Estou na antiga Vila de São Jorge dos Ilhéus, fundada em 1534, terra do cacau e de Gabriela, Cravo e Canela, para o lançamento presencial, em plena Festa Literária da Academia de Letras de Ilhéus, de O gigante e a bicicleta e outras belas crônicas (Editora Via Litterarum), coletânea de crônicas magistrais do ilheense Fernando Leite Mendes que desencavei do fundo do baú da Hemeroteca. Quem esteve à testa deste projeto foi o intelectual itabunense Cyro de Mattos, autor do texto introdutório. Presente ao lançamento o filho do autor, radialista Wilson Leite Mendes. Tanto eu como ele estamos aqui a convite de Pawlo Cidade, que preside essa academia, cultor contemporâneo do realismo fantástico ou mágico, gênero de que a América Latina de língua espanhola foi pródiga na segunda metade do século XX. O evento teve lugar às duas da tarde da quinta-feira (14/7/2022), na sede do sindicato rural. De manhã ministrei o workshop A Arte da Escrita para um pequeno, heterogêneo e simpático grupo.

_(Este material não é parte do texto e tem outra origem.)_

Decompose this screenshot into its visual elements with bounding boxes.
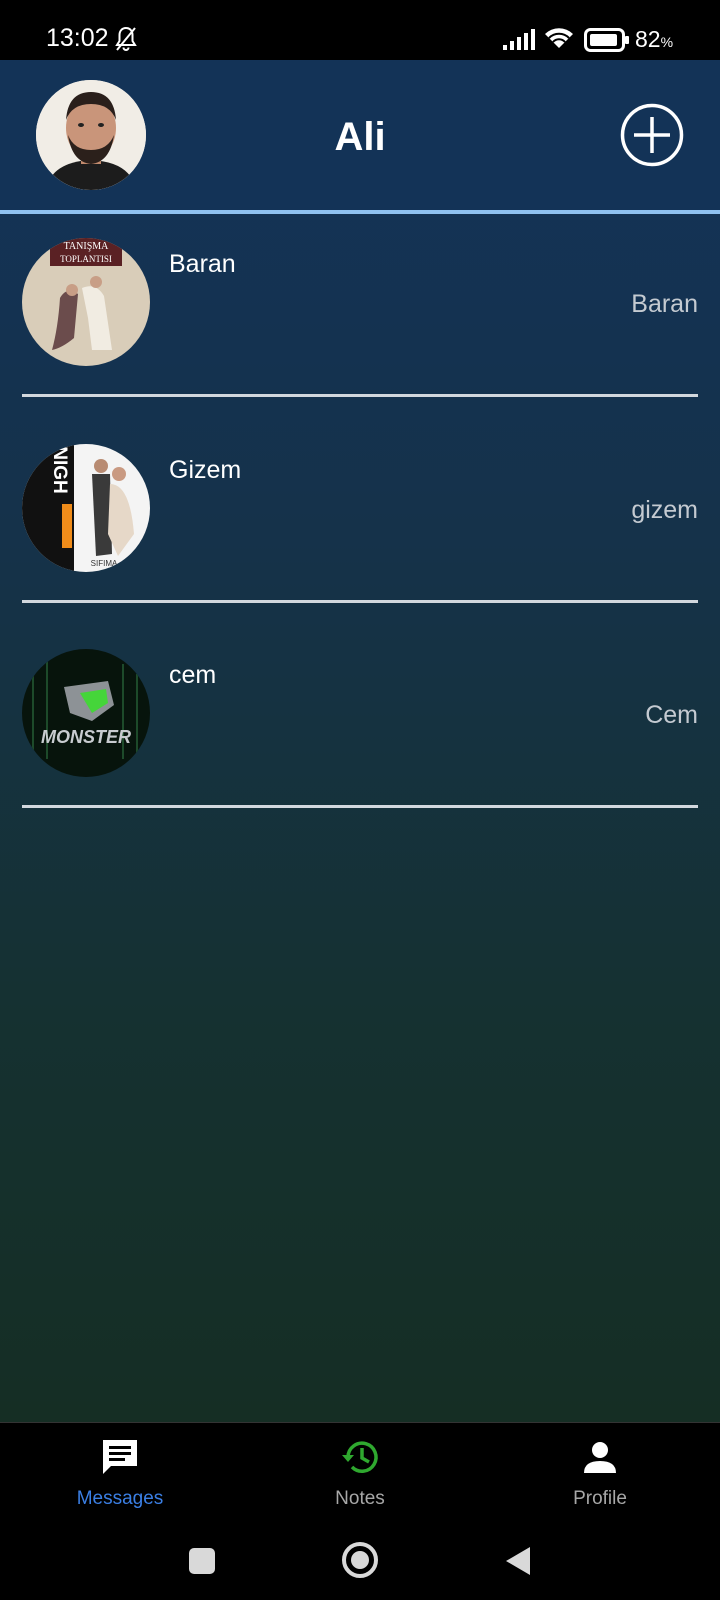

Eu, Jorge Amado e Wilson Leite Mendes

Nos áureos tempos do jornalismo, quando ainda não tínhamos Internet, uma notável geração de cronistas literários, como Fernando Sabino, Paulo Mendes Campos e Rubem Braga, deixou sua marca na literatura brasileira. O texto de jornal, assim como o grafite, é uma arte efêmera que tende a cair no esquecimento, mas esses cronistas tiveram a presciência de perpetuarem seus textos em livros que até hoje as pessoas compram e leem. Mas o Fernando, por levar uma vida muito agitada – foi jornalista (cobriu a campanha presidencial de Juscelino Kubitschek), magnífico cronista, radialista, editor de revistas, publicitário, apresentador de TV, chegou a atuar num filme, e ainda por cima era boêmio – quando enfim resolveu organizar seus textos em livros, foi pego de surpresa pela morte prematura aos 49 anos de idade, e assim, praticamente sem obra publicada (a não ser uma pequena coletânea de crônicas publicada postumamente em 1985 sem grande repercussão), caiu num injusto esquecimento.

Igreja Matriz de São Jorge, a mais antiga de Ilhéus, construída em 1556

O lendário cabaré Bataclam e o Bar Vesúvio de Gabriela, cravo e canela foram comprados e reabilitados por um empresário e agora funcionam como bem-sucedidos bares/restaurantes. A praga da vassoura-da-bruxa atingiu forte a lavoura do cacau, e agora a atividade turística tomou o lugar da cacaueira como base da economia local. “Barões” do cacau, ostentando sua riqueza, perderam-se no passado. Na noite da chegada vimos a Igreja de São Jorge, tombada pelo IPHAN, uma das mais antigas do país, cujo restauro está sendo iniciado. Os baianos, com sua fala mansa, são para lá de gentis e simpáticos. Aprendi que baiano burro nasce morto.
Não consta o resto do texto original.